Comunicação síncrona: trabalho remoto, mas em total sincronização

A pandemia da covid-19 forçou milhões de pessoas e empresas a aderir ao trabalho (e, por que não, à vida) remoto. Preparados ou não, tivemos que rapidamente procurar formas de continuar nossas atividades em outro ambiente, com recursos e ferramentas diferentes e, acima de tudo, distantes uns dos outros.

Distantes fisicamente, sim, mas não apartados. Manter os canais de comunicação abertos e fluindo passou a ser a prioridade. Mas não só, havia necessidade de garantir também a possibilidade de respostas e interação imediatas. Garantir a comunicação síncrona, em tempo real, para tomar decisões e resolver conjuntamente as questões, mesmo que não fosse mais possível bater na porta do chefe ou ir até a mesa do colega. A reformulação do modelo de trabalho recaía sobretudo na comunicação.

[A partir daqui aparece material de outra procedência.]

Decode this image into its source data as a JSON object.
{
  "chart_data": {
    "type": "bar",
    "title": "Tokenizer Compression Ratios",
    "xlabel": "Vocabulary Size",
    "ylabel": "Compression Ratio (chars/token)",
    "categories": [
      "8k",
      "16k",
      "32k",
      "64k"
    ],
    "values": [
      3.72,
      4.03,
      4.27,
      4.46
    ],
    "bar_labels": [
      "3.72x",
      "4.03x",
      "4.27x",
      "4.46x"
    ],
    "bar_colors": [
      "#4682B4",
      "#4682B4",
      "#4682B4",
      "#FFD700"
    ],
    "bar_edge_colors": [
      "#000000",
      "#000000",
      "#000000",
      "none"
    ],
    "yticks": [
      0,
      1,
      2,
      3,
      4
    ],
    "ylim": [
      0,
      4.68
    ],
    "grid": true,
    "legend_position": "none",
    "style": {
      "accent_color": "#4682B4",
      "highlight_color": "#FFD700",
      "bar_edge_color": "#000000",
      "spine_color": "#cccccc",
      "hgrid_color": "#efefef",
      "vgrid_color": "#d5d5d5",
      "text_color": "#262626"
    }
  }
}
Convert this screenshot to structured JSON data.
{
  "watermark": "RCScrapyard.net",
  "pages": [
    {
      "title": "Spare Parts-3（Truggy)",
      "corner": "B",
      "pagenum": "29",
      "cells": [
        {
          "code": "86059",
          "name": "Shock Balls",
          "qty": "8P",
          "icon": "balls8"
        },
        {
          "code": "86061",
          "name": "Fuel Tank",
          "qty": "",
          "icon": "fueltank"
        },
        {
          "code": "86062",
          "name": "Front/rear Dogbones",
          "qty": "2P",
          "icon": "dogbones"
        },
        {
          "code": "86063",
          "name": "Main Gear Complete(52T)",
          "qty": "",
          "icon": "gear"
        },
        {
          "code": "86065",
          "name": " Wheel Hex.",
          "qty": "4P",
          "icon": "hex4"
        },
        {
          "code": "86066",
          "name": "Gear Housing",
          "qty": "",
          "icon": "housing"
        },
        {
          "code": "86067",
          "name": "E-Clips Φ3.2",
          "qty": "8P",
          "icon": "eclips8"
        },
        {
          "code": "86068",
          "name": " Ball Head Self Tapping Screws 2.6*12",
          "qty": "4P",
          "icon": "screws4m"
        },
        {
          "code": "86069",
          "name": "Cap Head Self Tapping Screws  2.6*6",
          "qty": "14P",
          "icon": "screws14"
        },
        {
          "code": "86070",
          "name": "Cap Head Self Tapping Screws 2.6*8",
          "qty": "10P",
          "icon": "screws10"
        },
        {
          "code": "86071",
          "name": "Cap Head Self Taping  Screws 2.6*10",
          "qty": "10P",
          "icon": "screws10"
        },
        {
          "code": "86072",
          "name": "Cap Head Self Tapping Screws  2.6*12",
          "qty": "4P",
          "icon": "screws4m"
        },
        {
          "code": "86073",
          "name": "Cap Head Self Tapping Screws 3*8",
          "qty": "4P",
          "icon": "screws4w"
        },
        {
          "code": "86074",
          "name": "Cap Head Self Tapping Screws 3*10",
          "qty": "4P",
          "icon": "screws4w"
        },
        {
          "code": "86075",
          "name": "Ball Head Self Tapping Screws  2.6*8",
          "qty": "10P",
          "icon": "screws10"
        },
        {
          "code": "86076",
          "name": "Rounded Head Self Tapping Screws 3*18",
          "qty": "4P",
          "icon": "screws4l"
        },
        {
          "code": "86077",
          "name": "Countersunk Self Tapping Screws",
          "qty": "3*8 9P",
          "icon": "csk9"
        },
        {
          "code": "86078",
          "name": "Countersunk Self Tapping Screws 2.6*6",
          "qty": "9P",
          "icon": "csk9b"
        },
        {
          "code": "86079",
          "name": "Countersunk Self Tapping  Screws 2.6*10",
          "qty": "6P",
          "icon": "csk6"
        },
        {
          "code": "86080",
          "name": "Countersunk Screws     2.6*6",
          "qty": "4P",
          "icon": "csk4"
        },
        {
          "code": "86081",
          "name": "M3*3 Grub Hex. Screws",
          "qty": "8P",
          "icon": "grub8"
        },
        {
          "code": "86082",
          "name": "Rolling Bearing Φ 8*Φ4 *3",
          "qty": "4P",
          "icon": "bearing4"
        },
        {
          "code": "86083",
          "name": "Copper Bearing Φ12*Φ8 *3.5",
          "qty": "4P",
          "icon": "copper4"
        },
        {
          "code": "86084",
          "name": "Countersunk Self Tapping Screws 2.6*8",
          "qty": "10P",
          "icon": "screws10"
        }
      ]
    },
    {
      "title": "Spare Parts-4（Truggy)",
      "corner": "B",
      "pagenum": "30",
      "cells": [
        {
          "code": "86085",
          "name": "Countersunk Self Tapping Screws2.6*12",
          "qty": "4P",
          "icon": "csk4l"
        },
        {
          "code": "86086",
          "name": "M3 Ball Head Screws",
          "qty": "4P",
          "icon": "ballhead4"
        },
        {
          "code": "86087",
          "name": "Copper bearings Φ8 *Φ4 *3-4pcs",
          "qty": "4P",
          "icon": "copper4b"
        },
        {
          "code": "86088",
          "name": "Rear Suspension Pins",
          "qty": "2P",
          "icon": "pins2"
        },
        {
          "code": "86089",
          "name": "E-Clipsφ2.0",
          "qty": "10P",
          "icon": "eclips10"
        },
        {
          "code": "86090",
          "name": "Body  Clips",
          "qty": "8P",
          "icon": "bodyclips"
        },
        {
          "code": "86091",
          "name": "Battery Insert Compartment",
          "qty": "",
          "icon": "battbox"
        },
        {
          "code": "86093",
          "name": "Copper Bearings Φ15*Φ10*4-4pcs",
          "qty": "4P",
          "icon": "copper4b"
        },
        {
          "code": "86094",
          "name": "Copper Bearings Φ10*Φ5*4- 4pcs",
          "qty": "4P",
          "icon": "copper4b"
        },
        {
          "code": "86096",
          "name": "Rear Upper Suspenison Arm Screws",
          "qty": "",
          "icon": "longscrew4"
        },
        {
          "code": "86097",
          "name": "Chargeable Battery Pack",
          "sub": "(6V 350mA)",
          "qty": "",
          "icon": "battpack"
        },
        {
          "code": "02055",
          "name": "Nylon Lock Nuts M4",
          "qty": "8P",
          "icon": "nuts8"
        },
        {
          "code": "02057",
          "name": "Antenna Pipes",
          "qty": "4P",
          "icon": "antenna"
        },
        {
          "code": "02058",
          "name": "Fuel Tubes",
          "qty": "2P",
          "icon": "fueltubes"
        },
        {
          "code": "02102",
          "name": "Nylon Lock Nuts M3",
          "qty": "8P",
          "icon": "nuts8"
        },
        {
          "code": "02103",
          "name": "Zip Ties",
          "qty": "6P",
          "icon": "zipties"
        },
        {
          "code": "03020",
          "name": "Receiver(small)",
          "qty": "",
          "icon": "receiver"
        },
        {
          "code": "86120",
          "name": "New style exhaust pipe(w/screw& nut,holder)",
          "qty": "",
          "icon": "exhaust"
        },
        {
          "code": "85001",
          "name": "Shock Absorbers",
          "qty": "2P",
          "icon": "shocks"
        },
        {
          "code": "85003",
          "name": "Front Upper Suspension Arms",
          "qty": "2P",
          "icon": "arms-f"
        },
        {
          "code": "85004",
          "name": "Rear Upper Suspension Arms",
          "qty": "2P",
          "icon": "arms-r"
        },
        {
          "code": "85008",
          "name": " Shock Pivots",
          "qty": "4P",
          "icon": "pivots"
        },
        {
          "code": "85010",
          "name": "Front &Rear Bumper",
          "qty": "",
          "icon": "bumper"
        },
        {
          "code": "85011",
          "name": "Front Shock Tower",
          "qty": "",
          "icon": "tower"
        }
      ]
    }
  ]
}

A comunicação síncrona, na prática, se refere a todas as formas de interação que acontecem em tempo real, simultaneamente. São as reuniões, as conversas numa sala, no corredor ou no elevador, ou mesmo por telefone. Ou seja, estar em sincronia, fazer juntos.

Se, como diz o velho ditado, a comunicação é a alma do negócio, no meio digital, a sincronização é a alma da comunicação. A informação transmitida deve ser reconhecida pelo receptor ao primeiro bit e recebida integral e imediatamente. Assim, não tardaram a surgir – ou, pelo menos a serem descobertas por nós, uma série de ferramentas capazes de manter a comunicação síncrona entre equipes trabalhando remotamente.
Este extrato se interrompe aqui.